Serving the Big Horn Basin for over 100 years
CASPER — Wyoming Secretary of State Ed Buchanan is set to assume his judgeship next month, leaving his office with three months remaining on his term.
The departure means Wyoming’s top elections official will be gone before the general election in November. It will also mean an interim secretary of state will need to be appointed until the candidate that wins the election takes office in January.
Buchanan told the Star-Tribune that it “looks like” he will depart Sept. 15. He will take the bench on Sept. 19, WyoFile first reported.
Rep. Chuck Gray, R-Casper, won the Republican nomination earlier this month. He is not facing an independent or Democratic challenger in the fall, making it almost certain he will coast to victory in the general election.
The Wyoming Republican Central Committee will be responsible for nominating three candidates to replace Buchanan. Gov. Mark Gordon will then select one of them to serve in an interim capacity.
The Wyoming Constitution appears to block the possibility that Gray could be appointed to the position before January. That’s because Gray is still serving as a state representative.
The state’s constitution says that “No senator or representative shall, during the term for which he was elected, be appointed to any civil office under the state, and no member of congress or other person holding an office (except that of notary public or an office in the militia) ...”
So even if Gray were to resign as a state lawmaker, his elected term would still be ongoing.
“It’s ‘during the term for which he was elected’ so [a resignation] doesn’t cure that,” said Matt Obrecht, director of the state’s Legislative Service Office. “That’s one interpretation of that.”
A 2010 memorandum drawn up by the Legislative Service Office had the same interpretation.
“... Resignation from the current term would not allow appointment to the civil office until after the end of the current term,” the memo read.
That said, that clause appears to never have been challenged in court, so it hasn’t undergone a formal legal interpretation, according to Obrecht and the 2010 memo.
Gray did not immediately respond to a request for comment Tuesday.
It was previously not clear when Buchanan was going to start his position as a judge. A press release announcing his appointment from earlier this month said that he planned to remain in the office “to fulfill his forthcoming duties and ensure a smooth transition” before joining the court.
It was phrased in a vague way “to ensure that the secretary had flexibility to do his election duties,” said Michael Pearlman, spokesperson for the governor.
“We had to coordinate a lot of moving parts between [secretary of state] and Judiciary to find a window to make the transition. The end of term was the idea but as you can imagine we had to coordinate [the] schedule of the retiring Judge, coordinate coverage for cases, get through the primary election, canvassing etc,” Buchanan said in a text message to the Star-Tribune.

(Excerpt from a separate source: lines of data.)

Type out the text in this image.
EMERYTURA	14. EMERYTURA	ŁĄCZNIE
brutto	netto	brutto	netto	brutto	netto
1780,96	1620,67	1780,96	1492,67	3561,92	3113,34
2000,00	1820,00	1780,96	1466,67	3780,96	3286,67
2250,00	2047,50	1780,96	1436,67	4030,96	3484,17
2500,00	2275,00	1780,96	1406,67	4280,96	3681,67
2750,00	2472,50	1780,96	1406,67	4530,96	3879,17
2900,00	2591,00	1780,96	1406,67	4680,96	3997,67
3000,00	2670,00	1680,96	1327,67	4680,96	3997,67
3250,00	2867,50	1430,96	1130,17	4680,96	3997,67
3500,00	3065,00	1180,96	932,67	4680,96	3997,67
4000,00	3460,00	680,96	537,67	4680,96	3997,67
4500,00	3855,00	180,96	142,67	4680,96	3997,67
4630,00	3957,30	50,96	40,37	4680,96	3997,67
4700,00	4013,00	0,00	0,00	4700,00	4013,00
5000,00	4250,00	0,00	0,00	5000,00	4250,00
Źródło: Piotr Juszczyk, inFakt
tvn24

After Buchanan formally resigns, Gordon must alert Wyoming GOP Chairman Frank Eathorne, who is responsible for running the central committee meeting.
Eathorne then has 15 days to call a meeting of the state central committee to vote on three candidates. Once that happens, Gordon is statutorily required to make a decision in five days.
The central committee is made up of three Republicans — a chairman, a committee woman and a committeeman — from each county.
When Jillian Balow, the former superintendent of public instruction, resigned earlier this year, the central committee also voted on three options for her replacement.
The superintendent vote was the subject of a lawsuit that argued the Wyoming GOP used an “unconstitutional” process to select the nominees because it did not adhere to the “one-person, one-vote” provision. That, the suit reasoned, was due to each county getting the same number of votes despite their differences in population.
But U.S. District Judge Scott Skavdahl wrote that the plaintiffs could not “demonstrate a likelihood of success on the merits because the case law does not support their position,” clearing the way for Gordon to appoint a superintendent.
Following the 2020 election, Buchanan launched a statewide education campaign that stressed that Wyoming elections were safe and secure. Gray, meanwhile, ran as an election skeptic, saying he would fight voter fraud.
Statistics show voter fraud is exceedingly rare in Wyoming.
Regarding the 2020 presidential election, Gray said that there was more fraud than the margin of votes between Biden and Trump. He pushed to ban ballot drop boxes, which have become a target after the movie “2,000 Mules” was released, a film that alleges that widespread voter fraud occurred in the 2020 presidential election. The lawmaker sponsored numerous showings of the movie throughout Wyoming while on the campaign trail.
This story was published on August 31, 2022.